Jeff Bezos: A Small Step for a Man, A Deep Dive to Recover the Gear
Deep water exploration is the hip thing to do these days, whether you’re James Cameron hanging out with “extremophiles” in the deepest, darkest depths of the ocean, or if you’re Amazon’s Jeff Bezos, who announced he’s discovered important Apollo 11 artifacts 14,000 feet below the surface.
Bezos privately financed the so-called “F-1 Engine Recovery expedition.” His team used sonar to detect the five enormous engines that powered Apollo 11’s historic launch in July, 1969 that landed the first men on the moon. After launch, the rockets dropped to the bottom of the ocean and have been missing ever since.
Bezos and his team hope to recover at least one of the rockets. Additional rockets could be put on display in a museum, he suggested.
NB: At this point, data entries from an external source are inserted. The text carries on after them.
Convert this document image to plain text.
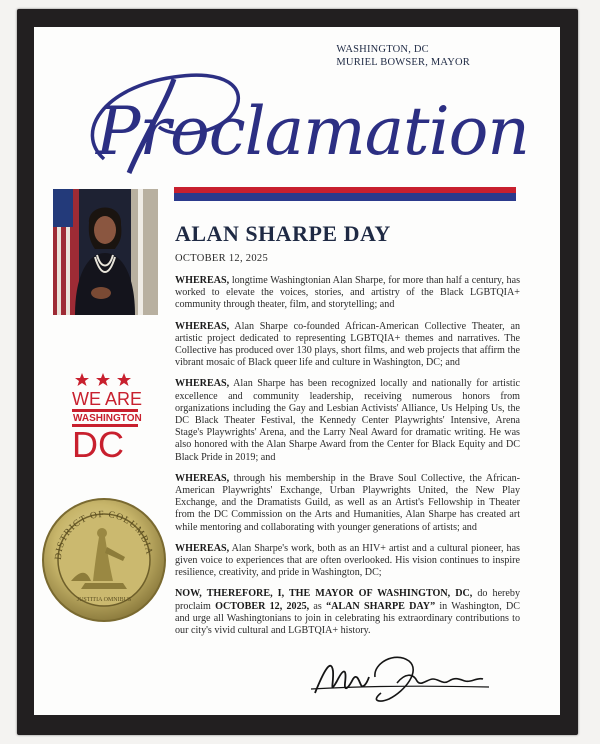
WASHINGTON, DC
MURIEL BOWSER, MAYOR
Proclamation
WE ARE
WASHINGTON
DC
DISTRICT OF COLUMBIA
JUSTITIA OMNIBUS
ALAN SHARPE DAY
OCTOBER 12, 2025

WHEREAS, longtime Washingtonian Alan Sharpe, for more than half a century, has worked to elevate the voices, stories, and artistry of the Black LGBTQIA+ community through theater, film, and storytelling; and

WHEREAS, Alan Sharpe co-founded African-American Collective Theater, an artistic project dedicated to representing LGBTQIA+ themes and narratives. The Collective has produced over 130 plays, short films, and web projects that affirm the vibrant mosaic of Black queer life and culture in Washington, DC; and

WHEREAS, Alan Sharpe has been recognized locally and nationally for artistic excellence and community leadership, receiving numerous honors from organizations including the Gay and Lesbian Activists' Alliance, Us Helping Us, the DC Black Theater Festival, the Kennedy Center Playwrights' Intensive, Arena Stage's Playwrights' Arena, and the Larry Neal Award for dramatic writing. He was also honored with the Alan Sharpe Award from the Center for Black Equity and DC Black Pride in 2019; and

WHEREAS, through his membership in the Brave Soul Collective, the African-American Playwrights' Exchange, Urban Playwrights United, the New Play Exchange, and the Dramatists Guild, as well as an Artist's Fellowship in Theater from the DC Commission on the Arts and Humanities, Alan Sharpe has created art while mentoring and collaborating with younger generations of artists; and

WHEREAS, Alan Sharpe's work, both as an HIV+ artist and a cultural pioneer, has given voice to experiences that are often overlooked. His vision continues to inspire resilience, creativity, and pride in Washington, DC;

NOW, THEREFORE, I, THE MAYOR OF WASHINGTON, DC, do hereby proclaim OCTOBER 12, 2025, as “ALAN SHARPE DAY” in Washington, DC and urge all Washingtonians to join in celebrating his extraordinary contributions to our city's vivid cultural and LGBTQIA+ history.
After all, the purpose for this endeavor, Bezos said, was to inspire young people to explore.
“NASA is one of the few institutions I know that can inspire five-year-olds,” Bezos added. “It sure inspired me, and with this endeavor, maybe we can inspire a few more youth to invent and explore.”
This sentiment is shared by Big Think favorite Neil deGrasse Tyson, who calls this phenomenon the “NASA effect.” Tyson says all the tax dollars we have put into NASA have been worth it, and then some, and our commitment to NASA ought to be continued. “You will stoke a pipeline of engineers and scientists as never before,” he told Big Think.